A Chilean Fruit Growers Federation (Fedefruta) release highlighted "serious consequences" for the sector with the ports of San Antonio and Biobío paralyzed for the third week, leading growers to take desperate, last minute actions to repack fruit to be dispatched to other terminals, airports or facilities to convert it into frozen product.

"This third week of the strike compromises an additional US$70 million, and we regret to inform that this has done no more than escalate so that the damages could become immeasurable," Fedefruta president Cristián Allendes said.

"The reason is that in a matter of days the grape harvest in Chile's central zone will start strongly, and we are also about to start with the apple harvest; our two main export products.

"This adds to a significant increase in the production and packing of blueberries, which will make it almost impossible to take all the fruit just to the ports of Valparaiso and Coquimbo."

Table grapes and apples have accounted for 63% of Chile's exported fruit volume in recent years, with the former included in one in three fruit boxes sent to international markets.

In terms of blueberries, Fedefruta highlighted that most fruit is harvested by growers with plots of no more than 10 hectares, whose livelihoods have been very damaged by the strikes as their crop is delicate and highly perishable.

The organization said grape growers from the country's north were in the same boat, due to the effects of a drought that has lasted for more than eight years.

In response, Allendes put out a call to the actors involved in this conflict that threatened the collapse of the fruit industry.

"We ask the mobilized workers to act with responsibility and awareness in their demands.
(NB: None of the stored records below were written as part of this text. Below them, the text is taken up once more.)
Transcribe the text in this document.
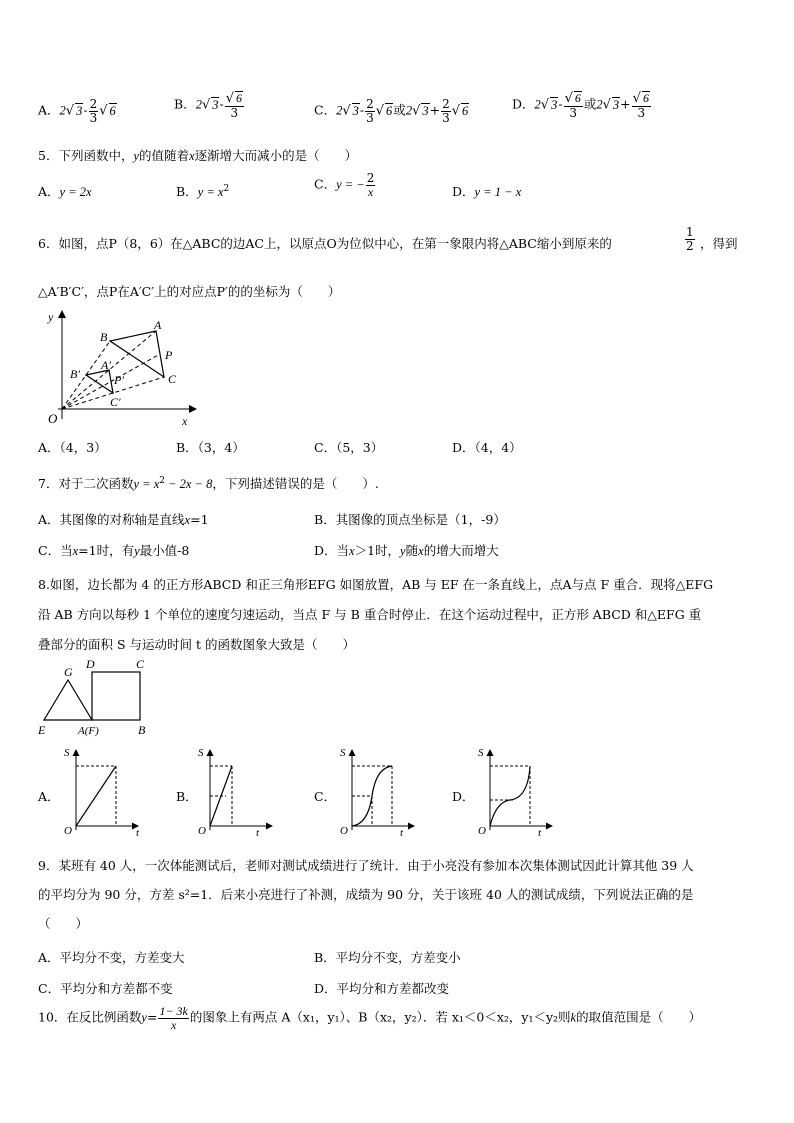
A．2√ $3- \frac{2}{3}$ √ 6	B．2√ $3- \frac{√ 6}{3}$	C．2√ $3- \frac{2}{3}$ √ 6或2√ $3+ \frac{2}{3}$ √ 6	D．2√ $3- \frac{√ 6}{3}$ 或2√ $3+ \frac{√ 6}{3}$
5．下列函数中，y的值随着x逐渐增大而减小的是（　　）
A．y = 2x	B．$y = x^2$	C．y = − $\frac{2}{x}$	D．y = 1 − x
6．如图，点P（8，6）在△ABC的边AC上，以原点O为位似中心，在第一象限内将△ABC缩小到原来的	$\frac{1}{2}$ ，得到
△A′B′C′，点P在A′C′上的对应点P′的的坐标为（　　）
y
x
O
A
B
C
P
A′
B′
C′
P′
A．（4，3）	B．（3，4）	C．（5，3）	D．（4，4）
7．对于二次函数$y = x^2 - 2x - 8$，下列描述错误的是（　　）.
A．其图像的对称轴是直线x=1	B．其图像的顶点坐标是（1，-9）
C．当x=1时，有y最小值-8	D．当x＞1时，y随x的增大而增大
8.如图，边长都为 4 的正方形ABCD 和正三角形EFG 如图放置，AB 与 EF 在一条直线上，点A与点 F 重合．现将△EFG
沿 AB 方向以每秒 1 个单位的速度匀速运动，当点 F 与 B 重合时停止．在这个运动过程中，正方形 ABCD 和△EFG 重
叠部分的面积 S 与运动时间 t 的函数图象大致是（　　）
G
D	C
E	A(F)	B
A．
S
O	t
B．
S
O	t
C．
S
O	t
D．
S
O	t
9．某班有 40 人，一次体能测试后，老师对测试成绩进行了统计．由于小亮没有参加本次集体测试因此计算其他 39 人
的平均分为 90 分，方差 s²=1．后来小亮进行了补测，成绩为 90 分，关于该班 40 人的测试成绩，下列说法正确的是
（　　）
A．平均分不变，方差变大	B．平均分不变，方差变小
C．平均分和方差都不变	D．平均分和方差都改变
10．在反比例函数$y= \frac{1- 3k}{x}$ 的图象上有两点 A（x₁，y₁）、B（x₂，y₂）．若 x₁＜0＜x₂，y₁＜y₂则k的取值范围是（　　）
They don't have the right to risk the work of more than 600,000 people who are linked to the fruit industry, and we cannot allow that they leave us without employment or companies," he said.

"We also call on the port operators to reach agreements with the unions, and that the government manages this conflict and leads a prompt resolution with the parties, or exercises its role of guaranteeing the free trade and transit of our products," he said.

In a speech on Sunday, San Antonio Port Workers Front spokesperson Sergio Vargas said the port workers' strike was an example for all the workers of Chile.

"Today, we the port workers are saying how things have to be done," he said.